The most common time-sensitive documents are:

  • Power of Attorney
  • Medical Directive
  • Quit Claim Deed
  • Beneficiary Deed or TOD Deed.


Often special circumstances require these documents to be executed very quickly. That is why our
office offers same-day delivery of these documents. If you need these documents quickly please call our office and not some paid form service. This is a unique service our law firm offers in recognition of the needs of the marketplace. We can draft these documents and e-mail them to you for notarization without the necessity of even making an office visit. Below is a detailed explanation of each document.

Power of Attorney

A power of attorney(POA) or letter of attorney is a written authorization to represent or act on another’s behalf in private affairs, business, or some other legal matter. The person authorizing the other to act is the principal, grantor, or donor (of the power). The one authorized to act is the agent or, in jurisdictions, the attorney-in-fact. Power of attorneys documents can be general or specific, durable or non-durable.

Health Care Medical Directive

In some jurisdictions, a durable power of attorney can also be a “health care power of attorney.” This particular affidavit gives the attorney-in-fact the authority to make healthcare decisions for the grantor, up to and including terminating care and life support. The grantor can typically modify or restrict the powers of the agent to make end-of-life decisions. In many jurisdictions a health care power of attorney is also referred to as a health care proxy and, as such, the two terms are sometimes used interchangeably.

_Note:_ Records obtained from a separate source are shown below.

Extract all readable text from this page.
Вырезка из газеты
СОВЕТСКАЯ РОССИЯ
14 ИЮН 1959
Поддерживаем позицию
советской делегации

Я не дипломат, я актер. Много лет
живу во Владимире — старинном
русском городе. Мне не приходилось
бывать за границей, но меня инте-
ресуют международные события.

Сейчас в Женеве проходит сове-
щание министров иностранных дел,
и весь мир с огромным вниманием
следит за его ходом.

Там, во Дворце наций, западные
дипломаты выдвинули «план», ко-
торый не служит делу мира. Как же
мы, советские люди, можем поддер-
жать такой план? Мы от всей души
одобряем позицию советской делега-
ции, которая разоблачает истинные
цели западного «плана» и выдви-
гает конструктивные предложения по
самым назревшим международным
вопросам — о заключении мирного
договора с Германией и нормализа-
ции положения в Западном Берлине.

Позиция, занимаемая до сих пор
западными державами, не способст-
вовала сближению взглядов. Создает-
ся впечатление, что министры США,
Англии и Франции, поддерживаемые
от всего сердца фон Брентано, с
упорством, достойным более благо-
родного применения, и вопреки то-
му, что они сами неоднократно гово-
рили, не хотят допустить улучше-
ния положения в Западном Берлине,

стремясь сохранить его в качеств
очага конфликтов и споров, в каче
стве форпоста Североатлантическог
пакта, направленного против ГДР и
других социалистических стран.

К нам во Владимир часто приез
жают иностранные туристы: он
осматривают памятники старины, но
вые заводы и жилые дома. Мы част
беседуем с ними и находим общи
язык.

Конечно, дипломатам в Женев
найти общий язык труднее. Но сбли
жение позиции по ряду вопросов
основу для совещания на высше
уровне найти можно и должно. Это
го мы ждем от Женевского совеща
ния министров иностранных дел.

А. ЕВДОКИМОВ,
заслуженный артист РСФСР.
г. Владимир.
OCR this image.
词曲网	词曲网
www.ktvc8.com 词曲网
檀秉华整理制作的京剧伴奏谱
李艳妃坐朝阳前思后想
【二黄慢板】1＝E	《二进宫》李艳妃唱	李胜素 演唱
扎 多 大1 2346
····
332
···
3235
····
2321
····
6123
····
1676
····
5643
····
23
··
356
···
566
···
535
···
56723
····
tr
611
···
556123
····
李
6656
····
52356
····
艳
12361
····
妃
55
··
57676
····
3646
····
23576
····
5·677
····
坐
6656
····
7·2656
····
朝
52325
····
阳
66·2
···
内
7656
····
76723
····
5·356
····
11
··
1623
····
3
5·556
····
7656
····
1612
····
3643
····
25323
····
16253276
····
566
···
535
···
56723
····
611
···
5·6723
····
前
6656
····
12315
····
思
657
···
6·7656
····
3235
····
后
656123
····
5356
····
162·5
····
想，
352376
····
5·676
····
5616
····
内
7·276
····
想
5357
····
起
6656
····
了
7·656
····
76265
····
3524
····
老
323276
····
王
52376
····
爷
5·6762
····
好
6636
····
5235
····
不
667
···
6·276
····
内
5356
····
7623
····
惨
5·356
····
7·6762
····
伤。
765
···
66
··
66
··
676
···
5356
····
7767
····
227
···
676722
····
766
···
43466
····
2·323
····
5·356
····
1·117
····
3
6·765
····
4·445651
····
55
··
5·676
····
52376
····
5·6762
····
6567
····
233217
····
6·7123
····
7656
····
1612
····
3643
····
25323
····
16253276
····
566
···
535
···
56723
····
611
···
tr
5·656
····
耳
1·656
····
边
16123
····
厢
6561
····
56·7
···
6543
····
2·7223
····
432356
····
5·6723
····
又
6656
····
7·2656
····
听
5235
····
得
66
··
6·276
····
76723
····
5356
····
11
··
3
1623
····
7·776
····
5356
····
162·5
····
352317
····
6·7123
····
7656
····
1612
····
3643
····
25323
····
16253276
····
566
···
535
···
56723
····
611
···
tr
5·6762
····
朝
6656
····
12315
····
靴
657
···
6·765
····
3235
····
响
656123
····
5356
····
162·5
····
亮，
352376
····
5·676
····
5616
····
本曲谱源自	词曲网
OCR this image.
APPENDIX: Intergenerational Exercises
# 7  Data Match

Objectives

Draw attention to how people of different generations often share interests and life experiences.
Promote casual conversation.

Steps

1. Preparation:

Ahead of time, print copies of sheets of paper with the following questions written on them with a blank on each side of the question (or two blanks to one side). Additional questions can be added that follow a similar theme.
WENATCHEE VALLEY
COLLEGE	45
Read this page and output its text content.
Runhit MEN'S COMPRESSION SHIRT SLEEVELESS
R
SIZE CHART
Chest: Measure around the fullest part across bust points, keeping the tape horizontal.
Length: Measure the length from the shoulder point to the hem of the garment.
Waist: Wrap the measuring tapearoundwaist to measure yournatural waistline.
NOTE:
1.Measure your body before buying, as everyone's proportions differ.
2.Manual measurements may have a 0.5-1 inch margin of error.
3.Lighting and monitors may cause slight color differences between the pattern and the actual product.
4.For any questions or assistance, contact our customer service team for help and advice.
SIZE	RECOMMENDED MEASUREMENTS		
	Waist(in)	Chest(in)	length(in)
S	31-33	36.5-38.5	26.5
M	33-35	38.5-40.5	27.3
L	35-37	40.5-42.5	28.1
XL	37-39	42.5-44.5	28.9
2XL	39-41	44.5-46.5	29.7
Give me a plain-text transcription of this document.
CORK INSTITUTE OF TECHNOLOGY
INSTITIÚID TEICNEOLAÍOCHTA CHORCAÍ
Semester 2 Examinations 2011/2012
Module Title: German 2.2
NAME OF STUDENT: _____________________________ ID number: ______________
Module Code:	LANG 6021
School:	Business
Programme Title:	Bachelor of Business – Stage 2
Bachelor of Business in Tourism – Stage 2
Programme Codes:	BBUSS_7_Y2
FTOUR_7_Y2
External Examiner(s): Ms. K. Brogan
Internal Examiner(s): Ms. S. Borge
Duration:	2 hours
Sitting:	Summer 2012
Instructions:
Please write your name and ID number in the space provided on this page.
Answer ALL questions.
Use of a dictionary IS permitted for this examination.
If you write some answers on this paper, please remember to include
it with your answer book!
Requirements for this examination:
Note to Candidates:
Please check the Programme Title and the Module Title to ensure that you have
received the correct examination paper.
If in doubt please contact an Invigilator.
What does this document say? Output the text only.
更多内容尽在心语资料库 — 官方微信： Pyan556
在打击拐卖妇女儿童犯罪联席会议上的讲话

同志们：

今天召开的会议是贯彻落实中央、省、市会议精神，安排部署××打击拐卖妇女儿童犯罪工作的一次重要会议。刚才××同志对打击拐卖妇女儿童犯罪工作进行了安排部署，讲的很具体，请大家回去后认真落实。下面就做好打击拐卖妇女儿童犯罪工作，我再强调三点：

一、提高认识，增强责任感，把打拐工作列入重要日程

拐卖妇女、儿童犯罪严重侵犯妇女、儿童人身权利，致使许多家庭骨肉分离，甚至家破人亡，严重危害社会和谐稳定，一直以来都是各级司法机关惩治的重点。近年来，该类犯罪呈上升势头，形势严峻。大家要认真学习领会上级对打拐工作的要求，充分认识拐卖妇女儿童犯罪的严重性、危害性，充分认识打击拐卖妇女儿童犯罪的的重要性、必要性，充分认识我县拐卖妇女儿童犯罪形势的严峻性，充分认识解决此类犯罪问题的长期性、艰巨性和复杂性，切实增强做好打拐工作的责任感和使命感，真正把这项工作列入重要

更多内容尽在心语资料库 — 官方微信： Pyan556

Relationship with advance health care directive

Related to the health care power of attorney is a separate document known as an advanced health care directive, also called a “living will.” A living will is a written statement of a person’s health care and medical wishes but does not appoint another person to make health care decisions. Depending upon the jurisdiction, a health care power of attorney may or may not appear with an advance health care directive in a single, physical document. In some U.S. states and other jurisdictions, it is possible to grant a springing power of attorney; i.e., a power that takes effect only after the incapacity of the grantor or some other definite future act or circumstance. After such incapacitation, the power is identical to a durable power, but cannot be invoked before the incapacity. This power may be used to allow a spouse or family member to manage the grantor’s affairs in case illness or injury makes the grantor unable to act. If a springing power is used, the grantor should specify exactly how and when the power springs into effect.

Beneficiary Deed

A Beneficiary Deed or Transfer on Death Deed allows a person to make a deed while he is alive
conveying his real estate at some future date once a certain condition is met (death.) This is a
unique tool as it allows someone to pass property without going into probate. Unlike a Quit
Claim Deed or other present conveyance, the Beneficiary Deed is a present future conveyance and does not require the grantee’s signature if the person would like to cancel the deed (Perhaps he decides to sell his home instead.) or convey to someone else prior to his death. The person making the Beneficiary Deed can change his mind at any time before he dies. This is a very powerful tool to avoid probate and have the peace of mind of knowing exactly who the property is going to go upon death, but also provides complete control of ownership and over the decision of what with the property all the way until the date of death.

Quit Claim Deed

A Quit Claim Deed is a legal instrument that is used to transfer interest in real property The entity transferring its interest is called the grantor, and when the quitclaim deed is properly completed and executed, it transfers any interest the grantor has in the property to a recipient, called the grantee. The owner/grantor terminates (quits) any right and claim to the property, thereby allowing the right or claim to transfer to the recipient/grantee.

Unlike most other property deeds, a Quit Claim Deed contains no title covenant and thus offers the grantee no warranty as to the status of the property title; the grantee is entitled only to whatever interest the grantor actually possesses at the time the transfer occurs. This means that the grantor does not guarantee that he or she actually owns any interest in the property at the time of the transfer, or if he or she does own an interest, that the title is free and clear. It is, therefore, possible for a grantee to receive no actual interest, and because a quitclaim deed offers no warranty have no legal recourse to recover any losses. Further, if the grantor should acquire the property at a later date, the grantee is not entitled to take possession, because the grantee can only receive the interest the grantor held at the time the transfer occurred. In contrast, other deeds often used for real estate sales (called grant deeds or warranty deeds, depending on the jurisdiction) contain warranties from the grantor to the grantee that the title is clear or that the grantor has not placed any encumbrance against the title.

Because of this lack of warranty, quitclaim deeds are most often used to transfer property between family members, as gifts, placing personal property into a business entity (and vice versa) or in other special or unique circumstances. An example use for a quitclaim deed is in divorce, whereby one spouse terminates any interest in the jointly owned marital home, thereby granting the receiving spouse full rights to the property. For example, when one spouse acquires the marital home in a divorce settlement, the other spouse could execute a quitclaim deed eliminating their interest in the property and transferring the full claim to the other spouse, quickly and inexpensively.